By EUAN WARD, PAUL SONNE, ERIKA SALOMON and ERIC SCHMITT


Nearly 700,000 people have been driven from their homes in Lebanon, the United Nations said Tuesday, as Israel’s mass evacuation orders and bombing campaign transform the country into a major new front in the expanding Middle East war.


Israeli airstrikes pounded Lebanon anew, sending residents fleeing for safety and prompting warnings of a growing humanitarian crisis. Bombing also continued in Iran, where a resident warned that “if they keep hitting Tehran like this for another 10 days, nothing will remain.” In Washington, Defense Secretary Pete Hegseth vowed those attacks would go on and said that Tuesday would be the “most intense day” of U.S. strikes since the start of the war.


In Beirut and its densely packed surrounding area, tens of thousands of people fleeing Israel’s attacks on the Iran-backed armed group Hezbollah were living in schools and government buildings, while others slept in cars and on sidewalks along the city’s seaside promenade.


More than 667,000 people have registered on the Lebanese government’s online displacement platform, the U.N. migration agency said Tuesday, citing government figures. That included more than 100,000 in the past 24 hours, the agency said.


The Trump administration has started to loosen restrictions on Russian oil exports in a bid to temper rising gas prices, in the latest signal that the consequences of the U.S.-Israeli war in Iran were cascading into other crises. The easing of Russian oil sanctions, which were intended to help force an end to the war in Ukraine, includes a 30-day waiver for India to buy Russian oil already at sea without retaliation from Washington. Treasury Secretary Scott Bessent has said the United States was considering lifting more sanctions on Russian oil.


On Tuesday, Hegseth said that the U.S. military was giving President Donald Trump “maximum options” to conduct the war. Hegseth, who said last week that the conflict could last three to eight weeks, argued that it was up to Trump to assess whether “it’s the beginning, the middle or the end.”


There was no talk of diplomatic efforts to end a conflict that has killed more than 1,800 people and seriously disrupted global energy markets.


After the president said on social media that the United States would hit Iran “twenty times harder” if it tried to stop the flow of oil, Ali Larijani, Iran’s top national security official, warned Trump to “take care of yourself, so that you are not eliminated.”

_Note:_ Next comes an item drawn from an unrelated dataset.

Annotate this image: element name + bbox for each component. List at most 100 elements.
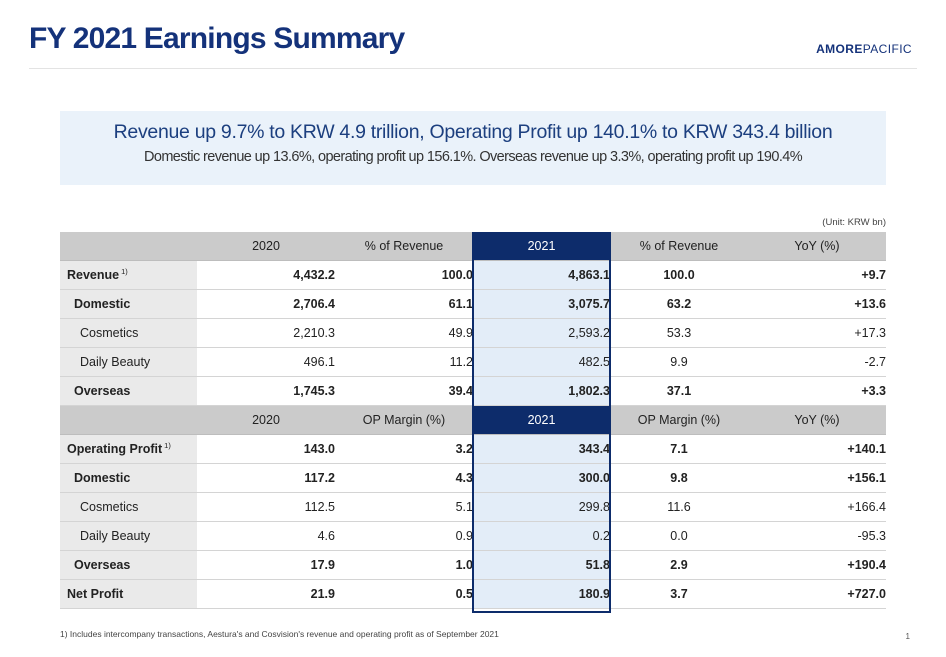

Israel’s military announced a new wave of strikes in Tehran, the Iranian capital, on Tuesday after Prime Minister Benjamin Netanyahu of Israel said that he hoped the Iranian people would oust the Islamic Republic and that “ultimately, it is up to them” on when the war would end.


Retaliatory strikes from Iran continued to batter countries in the Persian Gulf as the conflict raged into its 11th day.


Here’s what else we’re covering:


— Strait of Hormuz: Fighting has slowed ship traffic in the Strait of Hormuz, the conduit for about one-fifth of the world’s oil. Chris Wright, the U.S. energy secretary, posted on social media Tuesday afternoon that the U.S. Navy had “successfully escorted” an oil tanker through the strait, but the post was deleted minutes later, and U.S. Central Command said it was not true. Warships from Pakistan, which relies heavily on energy imports from the Gulf, were escorting merchant vessels Tuesday to ensure access to energy supplies.


— Death toll: U.S. and Israeli strikes have killed about 1,300 people in Iran, according to Iranian officials, while Iranian attacks across the Middle East have killed at least 30. Israeli strikes have killed almost 500 people in Lebanon, state media reported.


— Health fears: Strikes on Iranian fuel depots led to dark plumes of smoke, black rain and sanitary concerns for local residents. “The war has entered our throats,” one said.


— School strike: A newly released video added to the evidence that it was most likely a U.S. missile that hit an Iranian elementary school where 175 people, many of them children, were reported killed. The evidence contradicts Trump’s claim that Iran was responsible for the strike.